Ana Pereira, técnica na Farmácia Mariano, em Bragança, entende que esta é uma forma de manifestar e alertar a comunidade das dificuldades de um sector “vital” para a promoção da saúde das populações.
“Todas as farmácias estão a passar por dificuldades, e nós não somos excepção. Com as novas medidas do governo, margens de lucro regressivas claro que nos afecta e notamos alguma dificuldade económica”, afirma a farmacêutica.
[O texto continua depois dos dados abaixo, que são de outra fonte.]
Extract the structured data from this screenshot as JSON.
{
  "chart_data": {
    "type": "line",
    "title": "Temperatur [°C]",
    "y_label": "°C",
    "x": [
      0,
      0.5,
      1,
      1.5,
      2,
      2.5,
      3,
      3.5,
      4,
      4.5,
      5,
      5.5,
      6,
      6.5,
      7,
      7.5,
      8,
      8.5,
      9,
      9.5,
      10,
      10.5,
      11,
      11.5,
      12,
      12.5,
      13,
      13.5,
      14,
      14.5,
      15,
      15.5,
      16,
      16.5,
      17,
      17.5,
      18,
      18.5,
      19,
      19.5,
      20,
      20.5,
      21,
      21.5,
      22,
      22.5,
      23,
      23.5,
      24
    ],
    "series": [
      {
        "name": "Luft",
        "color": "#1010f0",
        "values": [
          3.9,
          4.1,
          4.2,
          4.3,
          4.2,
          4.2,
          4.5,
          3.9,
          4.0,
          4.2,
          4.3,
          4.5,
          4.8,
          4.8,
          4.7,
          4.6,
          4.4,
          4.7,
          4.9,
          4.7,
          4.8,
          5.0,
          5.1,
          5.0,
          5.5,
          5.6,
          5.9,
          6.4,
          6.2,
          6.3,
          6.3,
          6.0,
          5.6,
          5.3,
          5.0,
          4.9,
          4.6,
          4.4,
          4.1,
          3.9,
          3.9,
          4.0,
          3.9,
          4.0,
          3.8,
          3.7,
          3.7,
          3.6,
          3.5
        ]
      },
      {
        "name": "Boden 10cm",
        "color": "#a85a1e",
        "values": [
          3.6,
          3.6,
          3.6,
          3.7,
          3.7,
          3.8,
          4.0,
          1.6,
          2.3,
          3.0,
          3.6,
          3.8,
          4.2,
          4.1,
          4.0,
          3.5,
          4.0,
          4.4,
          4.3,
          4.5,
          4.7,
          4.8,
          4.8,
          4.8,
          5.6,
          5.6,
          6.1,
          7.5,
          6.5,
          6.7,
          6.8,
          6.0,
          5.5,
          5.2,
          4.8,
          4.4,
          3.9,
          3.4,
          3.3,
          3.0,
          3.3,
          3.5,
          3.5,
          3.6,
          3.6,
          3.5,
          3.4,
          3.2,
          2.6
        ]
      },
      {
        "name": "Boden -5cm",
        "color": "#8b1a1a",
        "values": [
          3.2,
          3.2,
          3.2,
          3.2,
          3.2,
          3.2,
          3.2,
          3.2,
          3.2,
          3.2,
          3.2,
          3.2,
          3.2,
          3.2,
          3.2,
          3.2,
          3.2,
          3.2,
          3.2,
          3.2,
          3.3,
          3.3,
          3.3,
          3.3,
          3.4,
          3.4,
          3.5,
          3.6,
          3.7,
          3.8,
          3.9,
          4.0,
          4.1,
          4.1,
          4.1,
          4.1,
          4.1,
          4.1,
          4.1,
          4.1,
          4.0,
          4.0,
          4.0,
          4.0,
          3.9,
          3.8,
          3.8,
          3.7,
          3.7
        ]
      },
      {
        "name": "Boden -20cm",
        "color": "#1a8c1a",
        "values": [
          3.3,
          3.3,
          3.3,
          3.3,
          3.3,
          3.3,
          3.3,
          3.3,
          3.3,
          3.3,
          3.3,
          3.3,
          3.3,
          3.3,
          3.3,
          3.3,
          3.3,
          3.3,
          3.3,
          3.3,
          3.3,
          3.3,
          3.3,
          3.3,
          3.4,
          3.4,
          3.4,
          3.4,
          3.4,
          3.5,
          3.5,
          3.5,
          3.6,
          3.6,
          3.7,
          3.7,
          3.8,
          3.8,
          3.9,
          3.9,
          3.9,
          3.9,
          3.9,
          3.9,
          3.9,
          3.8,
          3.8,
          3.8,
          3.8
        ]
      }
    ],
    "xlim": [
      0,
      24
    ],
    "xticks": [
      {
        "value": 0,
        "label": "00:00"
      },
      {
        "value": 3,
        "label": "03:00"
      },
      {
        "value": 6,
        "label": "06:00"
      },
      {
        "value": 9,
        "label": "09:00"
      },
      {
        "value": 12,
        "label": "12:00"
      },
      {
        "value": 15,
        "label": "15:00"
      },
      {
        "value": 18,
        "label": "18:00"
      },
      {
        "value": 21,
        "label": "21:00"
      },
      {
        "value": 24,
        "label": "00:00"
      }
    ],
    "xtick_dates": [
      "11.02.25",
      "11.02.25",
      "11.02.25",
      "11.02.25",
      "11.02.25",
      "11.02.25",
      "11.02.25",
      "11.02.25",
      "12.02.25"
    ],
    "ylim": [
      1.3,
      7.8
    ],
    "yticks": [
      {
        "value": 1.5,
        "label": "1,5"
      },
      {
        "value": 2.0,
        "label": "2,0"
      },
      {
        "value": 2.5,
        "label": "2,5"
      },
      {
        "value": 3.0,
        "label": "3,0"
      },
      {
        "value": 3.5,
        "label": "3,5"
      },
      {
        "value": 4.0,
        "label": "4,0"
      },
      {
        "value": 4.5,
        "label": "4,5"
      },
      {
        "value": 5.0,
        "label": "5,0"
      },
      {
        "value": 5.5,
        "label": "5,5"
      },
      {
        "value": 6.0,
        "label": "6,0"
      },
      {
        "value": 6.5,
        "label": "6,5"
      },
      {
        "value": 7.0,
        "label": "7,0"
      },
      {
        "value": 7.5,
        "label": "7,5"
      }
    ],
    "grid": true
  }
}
No caso da Farmácia Atlântico, as despesas com os funcionários superam as receitas com a venda dos medicamentos, o que faz com que a viabilidade económica desça de dia para dia.
“Neste momento tenho uma despesa superior ao que vou facturando diariamente”, conta a proprietária e directora técnica, Isabel Gomes.
Acesso limitado
aos utentes
Marília Lopes, directora técnica da farmácia da Ponte em Mirandela, alerta para o difícil acesso dos utentes aos medicamentos caso a situação continue a agravar.
As pessoas com reformas mais baixas são as mais afectadas. Muitas dependem dos medicamentos para viver. Pedem para pagar às prestações ou mesmo “fiado”, mas a maioria das farmácias não facilita. “Não temos condições de facilitar porque não temos viabilidade económica, o que fazemos muitas vezes é vender genéricos e aconselhar os utentes os mais baratos”, refere Marília Lopes.